# XML Parsen - IDs auslesen - HTML generieren



## =_=_= (25. Mai 2009)

Hi Leute,

bin neu und wende mich mit meinem Problem an Euch, nachdem ich seit knapp einer Woche auf der Stelle trete. Ich realisiere ein firmeninternes Projekt mit Java/Struts/Hibernate. 

Original Sourcecode darf ich natürlich nicht posten, da es Eigentum der Firma ist, auch wenn ich der einzige Entwickler bin und es quasi "mein" Projekt ist. Ich hoffe dafür habt Ihr Verständnis. 


Aber das Problem lässt sich auch so gut darstellen.

Folgender Sachverhalt:

Ich habe ein HTML Formular.
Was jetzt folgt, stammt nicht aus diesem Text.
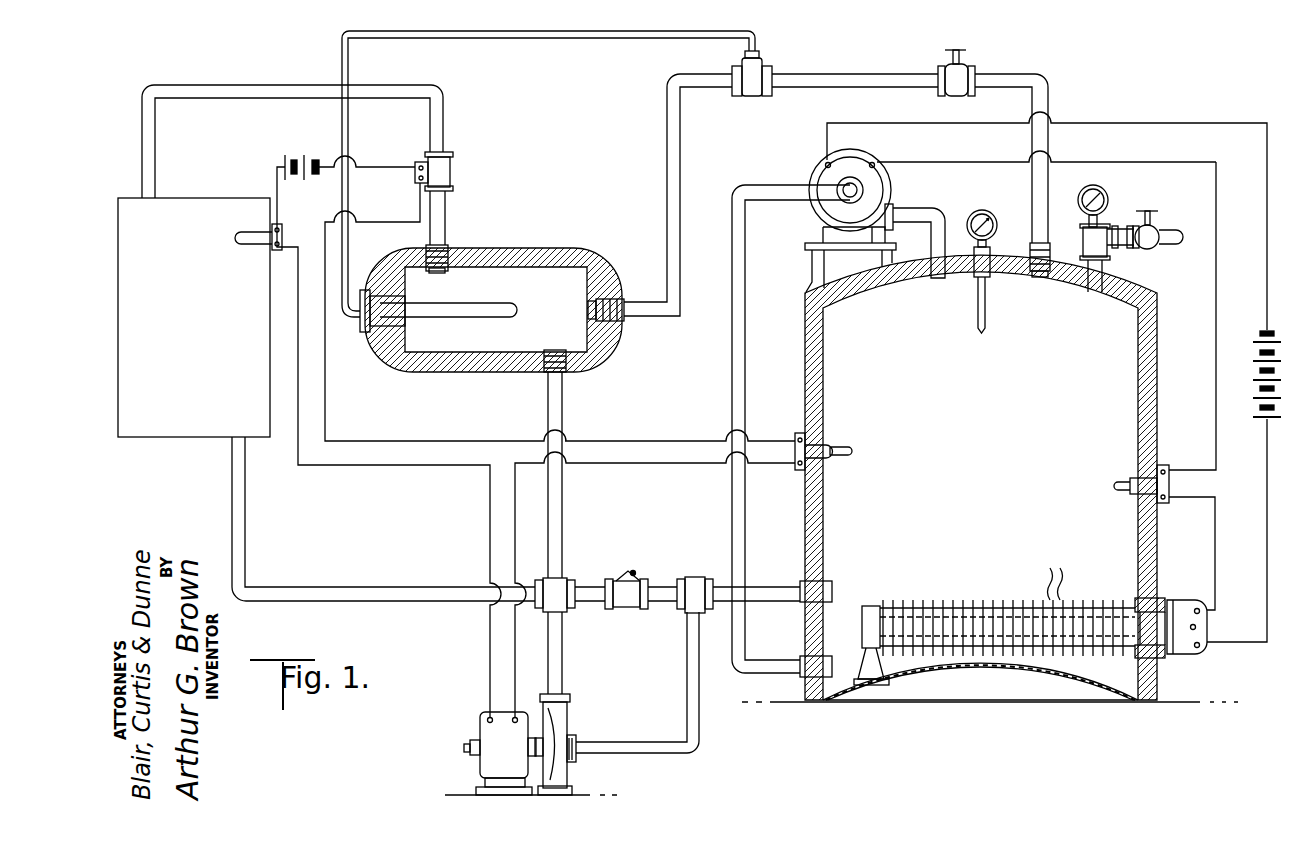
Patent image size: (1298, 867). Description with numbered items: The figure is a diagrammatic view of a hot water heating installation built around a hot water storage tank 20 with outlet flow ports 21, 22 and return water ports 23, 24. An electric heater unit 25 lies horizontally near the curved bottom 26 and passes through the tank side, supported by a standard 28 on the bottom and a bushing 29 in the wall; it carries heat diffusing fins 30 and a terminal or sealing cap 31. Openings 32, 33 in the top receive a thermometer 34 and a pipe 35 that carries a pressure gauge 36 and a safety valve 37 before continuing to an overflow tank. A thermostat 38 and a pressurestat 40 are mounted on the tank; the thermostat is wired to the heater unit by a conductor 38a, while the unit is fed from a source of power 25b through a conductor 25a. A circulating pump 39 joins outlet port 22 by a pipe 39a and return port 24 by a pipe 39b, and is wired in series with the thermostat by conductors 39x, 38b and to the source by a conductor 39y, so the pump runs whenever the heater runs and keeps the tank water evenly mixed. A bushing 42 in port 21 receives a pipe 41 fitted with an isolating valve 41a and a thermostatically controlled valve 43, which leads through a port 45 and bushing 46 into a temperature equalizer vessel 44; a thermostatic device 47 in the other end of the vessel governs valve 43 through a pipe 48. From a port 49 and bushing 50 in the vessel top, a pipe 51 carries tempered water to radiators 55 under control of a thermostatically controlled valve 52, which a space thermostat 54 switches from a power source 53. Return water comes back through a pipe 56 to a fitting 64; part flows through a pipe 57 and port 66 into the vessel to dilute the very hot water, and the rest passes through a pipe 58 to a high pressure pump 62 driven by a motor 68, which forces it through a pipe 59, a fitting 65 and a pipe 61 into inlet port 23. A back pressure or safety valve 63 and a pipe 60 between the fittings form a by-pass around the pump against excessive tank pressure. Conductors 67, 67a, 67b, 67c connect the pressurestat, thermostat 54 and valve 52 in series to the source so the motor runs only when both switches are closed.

The hot water storage tank 20 is at (793, 373).
The outlet flow port 21 is at (1044, 278).
The outlet flow port 22 is at (932, 272).
The return water port 23 is at (830, 590).
The return water port 24 is at (818, 665).
The electric heater unit 25 is at (966, 593).
The conductor 25a is at (1266, 578).
The source of power 25b is at (1258, 352).
The curved bottom 26 is at (1015, 672).
The standard 28 is at (882, 667).
The bushing 29 is at (1166, 656).
The heat diffusing fins 30 is at (1062, 576).
The terminal or sealing cap 31 is at (1183, 600).
The opening 32 is at (990, 278).
The opening 33 is at (1110, 282).
The thermometer 34 is at (985, 212).
The pipe 35 is at (1170, 232).
The pressure gauge 36 is at (1104, 200).
The safety valve 37 is at (1148, 224).
The thermostat 38 is at (1130, 480).
The conductor 38a is at (1215, 532).
The conductor 38b is at (1215, 436).
The circulating pump 39 is at (830, 183).
The pipe 39a is at (928, 210).
The pipe 39b is at (729, 381).
The conductor 39x is at (965, 162).
The conductor 39y is at (1205, 123).
The pressurestat 40 is at (830, 460).
The pipe 41 is at (667, 163).
The isolating valve 41a is at (962, 72).
The bushing 42 is at (1046, 258).
The thermostatically controlled valve 43 is at (760, 70).
The temperature equalizer vessel 44 is at (510, 245).
The port 45 is at (619, 297).
The bushing 46 is at (620, 320).
The thermostatic device 47 is at (440, 320).
The pipe 48 is at (542, 38).
The port 49 is at (446, 255).
The bushing 50 is at (447, 270).
The pipe 51 is at (228, 88).
The thermostatically controlled valve 52 is at (440, 175).
The power source 53 is at (300, 158).
The thermostat 54 is at (258, 250).
The radiators 55 is at (194, 317).
The pipe 56 is at (331, 587).
The pipe 57 is at (563, 400).
The pipe 58 is at (563, 640).
The pipe 59 is at (626, 745).
The pipe 60 is at (660, 602).
The pipe 61 is at (776, 585).
The high pressure pump 62 is at (560, 722).
The back pressure or safety valve 63 is at (625, 578).
The fitting 64 is at (566, 604).
The fitting 65 is at (695, 578).
The port 66 is at (545, 372).
The conductor 67 is at (326, 374).
The conductor 67a is at (773, 440).
The conductor 67b is at (298, 452).
The conductor 67c is at (773, 466).
The motor 68 is at (492, 735).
Dieses ist zu Beginn leer und mittels JavaScript habe ich mir ein paar Funktionen geschrieben, mit denen ich dynamische Eingabefelder generiere (also ganz simple <input> HTML Elemente). 

Das Ganze funktioniert in einer zweistufigen Hierarchie. Das heisst: Man kann Elternelemente generieren und zu jedem Elternelement auch beliebig viele Kinderelemente. Das Ganze habe ich mit JavaScript über den DOM Baum realisiert und es funktioniert problemlos. 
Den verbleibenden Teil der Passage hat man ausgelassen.